Mario’s food, Margot’s food, turns out to be squid and bitter greens in some rich, delicious, mildly spicy brown sauce. Beneath is a mound of fluffy white rice with
sweet plantains on the side. This is nothing like Enzo’s. Why bother to compare? He is here with Margot. Something could yet happen. The beer, then maybe another beer, might give him the nerve. He feels braver than his normal self, more generous and open. Is Enzo’s better than this? More expensive, certainly, more exclusive—but better? The waitress must have her moment like the one he loves best, just before the restaurant opens when all the tables are set, and the lights are coming up. The play is about to begin. Though this place, unlike Enzo’s, is probably open all day.
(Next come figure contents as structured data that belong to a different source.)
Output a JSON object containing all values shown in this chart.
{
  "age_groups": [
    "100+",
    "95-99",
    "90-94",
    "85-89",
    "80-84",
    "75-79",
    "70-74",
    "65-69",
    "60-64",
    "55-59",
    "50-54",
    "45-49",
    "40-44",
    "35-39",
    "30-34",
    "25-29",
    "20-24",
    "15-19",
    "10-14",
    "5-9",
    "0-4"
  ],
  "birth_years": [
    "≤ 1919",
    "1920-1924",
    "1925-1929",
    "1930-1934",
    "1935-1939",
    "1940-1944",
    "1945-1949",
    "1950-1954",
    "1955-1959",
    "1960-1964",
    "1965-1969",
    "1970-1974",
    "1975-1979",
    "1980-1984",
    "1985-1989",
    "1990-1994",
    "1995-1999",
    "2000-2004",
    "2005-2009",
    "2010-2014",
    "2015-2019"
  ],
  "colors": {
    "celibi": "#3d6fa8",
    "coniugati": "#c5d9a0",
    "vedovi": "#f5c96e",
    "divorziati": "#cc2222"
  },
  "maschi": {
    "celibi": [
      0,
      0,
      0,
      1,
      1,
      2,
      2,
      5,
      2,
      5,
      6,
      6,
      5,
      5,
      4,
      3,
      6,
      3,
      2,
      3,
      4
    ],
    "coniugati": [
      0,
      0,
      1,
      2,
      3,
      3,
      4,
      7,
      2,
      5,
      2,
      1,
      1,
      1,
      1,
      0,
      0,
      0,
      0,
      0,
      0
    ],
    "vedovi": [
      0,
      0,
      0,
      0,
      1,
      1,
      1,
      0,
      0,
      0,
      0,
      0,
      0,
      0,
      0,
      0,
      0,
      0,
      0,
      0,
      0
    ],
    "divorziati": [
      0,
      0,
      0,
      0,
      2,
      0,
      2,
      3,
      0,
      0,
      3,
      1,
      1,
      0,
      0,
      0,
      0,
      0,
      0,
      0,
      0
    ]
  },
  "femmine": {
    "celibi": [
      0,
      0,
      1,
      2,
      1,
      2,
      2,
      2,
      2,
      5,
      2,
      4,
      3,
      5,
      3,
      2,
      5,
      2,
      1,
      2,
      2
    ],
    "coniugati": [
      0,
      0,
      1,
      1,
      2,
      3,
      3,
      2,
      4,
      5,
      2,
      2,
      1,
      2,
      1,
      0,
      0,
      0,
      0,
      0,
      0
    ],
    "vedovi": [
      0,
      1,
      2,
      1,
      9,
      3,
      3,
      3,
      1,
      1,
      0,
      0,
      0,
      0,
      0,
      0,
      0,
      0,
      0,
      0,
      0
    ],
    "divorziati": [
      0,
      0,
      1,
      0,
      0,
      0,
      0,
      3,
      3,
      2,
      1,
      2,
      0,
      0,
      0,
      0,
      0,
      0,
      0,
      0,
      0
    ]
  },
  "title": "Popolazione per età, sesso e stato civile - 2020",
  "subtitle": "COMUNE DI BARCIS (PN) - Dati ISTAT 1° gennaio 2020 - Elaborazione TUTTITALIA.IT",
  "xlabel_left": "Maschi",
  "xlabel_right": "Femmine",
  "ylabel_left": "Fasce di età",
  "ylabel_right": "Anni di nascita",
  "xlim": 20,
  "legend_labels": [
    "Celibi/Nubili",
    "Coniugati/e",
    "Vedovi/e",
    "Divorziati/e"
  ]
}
The squid is fresh and tender, perfectly cooked. The greens are silky and just salty enough, with bits of something crusty, ham or bacon. He’s fallen into the habit of eating with the staff at Enzo’s, but now he sees, or remembers, that there is a world of food all over the city. He could do this on weekends, before or after the theater. He could find simple delicious restaurants and have dinner or lunch. He could do it with Margot, who must like it too. She has come here by herself. All he has to do is go over and start talking.
He has only to cross a small restaurant and say a few words. It would be easier to walk a tightrope between skyscrapers. He will never begin the life that waits on the other side of that conversation. He has lost the habit of conversation unless it’s about someone’s dinner or why he isn’t married or (if he’s talking to a priest) his petty resentments and jealousies of the customers at Enzo’s.
He swallows. Get ready. Now. He takes another bite. His chest hurts. It’s hard to swallow, and yet he needs to keep eating. If he stops he has to leave. What if he’s having a heart attack? That will get Margot’s attention. And the joke will be on him because he will be dead.